The NHS was born out of particular historical circumstances – created after a period of war which resulted in greater national solidarity; by a Labor government with strong popular support; at a time when the “forward march” of the broader labor movement seemed inexorable; and as part of a broader project of building a welfare state designed to guarantee basic well-being for all.

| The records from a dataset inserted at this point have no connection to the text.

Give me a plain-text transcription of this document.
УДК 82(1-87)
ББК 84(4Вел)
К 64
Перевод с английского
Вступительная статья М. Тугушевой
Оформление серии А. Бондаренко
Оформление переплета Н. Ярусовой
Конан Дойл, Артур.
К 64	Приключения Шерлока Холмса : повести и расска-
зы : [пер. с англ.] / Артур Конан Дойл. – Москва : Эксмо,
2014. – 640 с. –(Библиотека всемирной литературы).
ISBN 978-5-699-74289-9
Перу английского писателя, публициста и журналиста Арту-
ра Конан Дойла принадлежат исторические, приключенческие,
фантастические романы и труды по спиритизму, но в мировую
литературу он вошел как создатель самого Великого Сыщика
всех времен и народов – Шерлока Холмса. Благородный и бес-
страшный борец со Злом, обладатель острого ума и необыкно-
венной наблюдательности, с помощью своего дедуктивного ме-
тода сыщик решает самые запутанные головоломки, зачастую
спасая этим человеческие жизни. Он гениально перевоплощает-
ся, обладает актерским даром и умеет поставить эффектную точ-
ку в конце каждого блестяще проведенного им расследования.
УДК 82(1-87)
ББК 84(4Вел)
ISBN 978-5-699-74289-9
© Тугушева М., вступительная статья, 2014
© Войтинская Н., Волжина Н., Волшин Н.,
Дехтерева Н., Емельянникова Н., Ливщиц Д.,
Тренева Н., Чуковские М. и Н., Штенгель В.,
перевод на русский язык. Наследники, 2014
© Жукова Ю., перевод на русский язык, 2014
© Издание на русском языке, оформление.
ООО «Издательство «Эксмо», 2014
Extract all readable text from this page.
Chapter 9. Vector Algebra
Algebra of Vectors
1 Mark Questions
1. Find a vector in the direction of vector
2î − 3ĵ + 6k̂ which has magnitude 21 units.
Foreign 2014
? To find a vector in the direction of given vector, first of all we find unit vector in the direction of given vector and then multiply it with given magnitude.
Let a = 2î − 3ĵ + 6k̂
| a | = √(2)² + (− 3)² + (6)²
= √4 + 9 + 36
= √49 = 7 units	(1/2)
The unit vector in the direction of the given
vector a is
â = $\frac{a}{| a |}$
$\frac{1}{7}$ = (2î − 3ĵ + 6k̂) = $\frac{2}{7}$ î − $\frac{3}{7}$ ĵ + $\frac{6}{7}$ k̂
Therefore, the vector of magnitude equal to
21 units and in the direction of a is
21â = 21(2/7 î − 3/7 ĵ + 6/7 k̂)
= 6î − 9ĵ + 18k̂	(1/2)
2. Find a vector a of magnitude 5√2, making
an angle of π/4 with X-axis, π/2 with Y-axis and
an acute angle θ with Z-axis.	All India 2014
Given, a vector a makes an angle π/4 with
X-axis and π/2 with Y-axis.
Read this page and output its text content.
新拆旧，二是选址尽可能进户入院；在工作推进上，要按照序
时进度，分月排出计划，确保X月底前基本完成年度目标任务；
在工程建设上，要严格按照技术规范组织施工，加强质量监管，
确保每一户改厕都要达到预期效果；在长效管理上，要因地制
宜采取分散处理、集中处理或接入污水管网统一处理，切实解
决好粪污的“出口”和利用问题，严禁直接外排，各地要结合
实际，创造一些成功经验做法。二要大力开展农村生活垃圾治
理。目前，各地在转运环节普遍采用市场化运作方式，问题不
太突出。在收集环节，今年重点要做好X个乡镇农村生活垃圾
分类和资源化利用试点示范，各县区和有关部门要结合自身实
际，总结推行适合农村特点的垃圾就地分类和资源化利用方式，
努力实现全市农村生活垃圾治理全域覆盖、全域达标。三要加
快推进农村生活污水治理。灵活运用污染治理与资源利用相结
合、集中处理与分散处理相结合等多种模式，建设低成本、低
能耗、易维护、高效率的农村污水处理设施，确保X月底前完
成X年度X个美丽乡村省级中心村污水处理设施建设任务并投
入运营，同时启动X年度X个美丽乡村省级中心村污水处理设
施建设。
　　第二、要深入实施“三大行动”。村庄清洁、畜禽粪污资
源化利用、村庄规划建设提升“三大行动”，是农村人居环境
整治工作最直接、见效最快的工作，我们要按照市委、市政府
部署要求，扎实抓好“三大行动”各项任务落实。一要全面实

Even so, its birth and development was never easy or straightforward. The NHS initially faced stiff opposition from some doctors, and less than three years after its creation it was already being modified, moving further away from its founding principle of free healthcare for all. In 1951, Labor Chancellor Hugh Gaitskell introduced prescription charges for dental care and eyeglasses, upsetting Nye Bevan (the architect of the NHS) so much that he resigned as Minister of Labour. In his resignation speech, he dismissed those who called the matter “trivial”, saying: “Avalanches start with the movement of a very small stone…The pebble starts, but no one takes care of the pebble until until it progresses, and soon everyone the valley is submerged.

Given the increasing commodification of the NHS, it’s clear the ‘rocks’ have since been moving and an avalanche isn’t out of the question. At a time when many believe the public health system is being quietly dismantled, it is useful to recognize that the NHS has never been invulnerable: it has always had both forces weighed against it and people dedicated to defending her – the “people left with the faith to fight for her,” as Bevan so aptly put it.

This consideration of historical contingency is important for activists because it provides insight into the precariousness of the social institutions they want to protect or transform. Similar ideas have been deployed in current Brexit debates, especially in progressive circles. A fundamental difference between the Lexit and Another Europe campaigns is their divergent narratives of the historical contingency of the European Union. For Lexiters, the EU is and always will be a neoliberal club, and its history demonstrates that all alternative possibilities are minimal.

On the other hand, those who push for another Europe make a positive argument for its contingency. For them, the EU is a dynamic project that has evolved throughout its history, so that it can be transformed into a force for progressive action. Looking at the question through the prism of historical contingency doesn’t give you an answer, but it does help you think about what is fundamentally at stake.

Ideas about contingency are invoked in different ways in a wide range of political arguments. In social policy, for example, some argue that the nuclear family is a natural necessity to be adhered to, while others say it is contingent and should be modified or preserved. Anti-globalization protesters claim that capitalist expansion is not a historical inevitability but a contingent process that can be contested. And a cornerstone of critiques of contemporary gender norms is the idea that gender is a fluid social construct that depends on time, place, culture and ideology.

Understanding contingency can help us better critique political arguments, examine the social world more rigorously, and define our positions on crucial issues. The current social order did not arise by chance or necessity, and neither will those that will replace it in the future. It is up to us to discern what is more contingent and what is more resilient; judging what is worth defending and what needs to be challenged; and act on our decisions.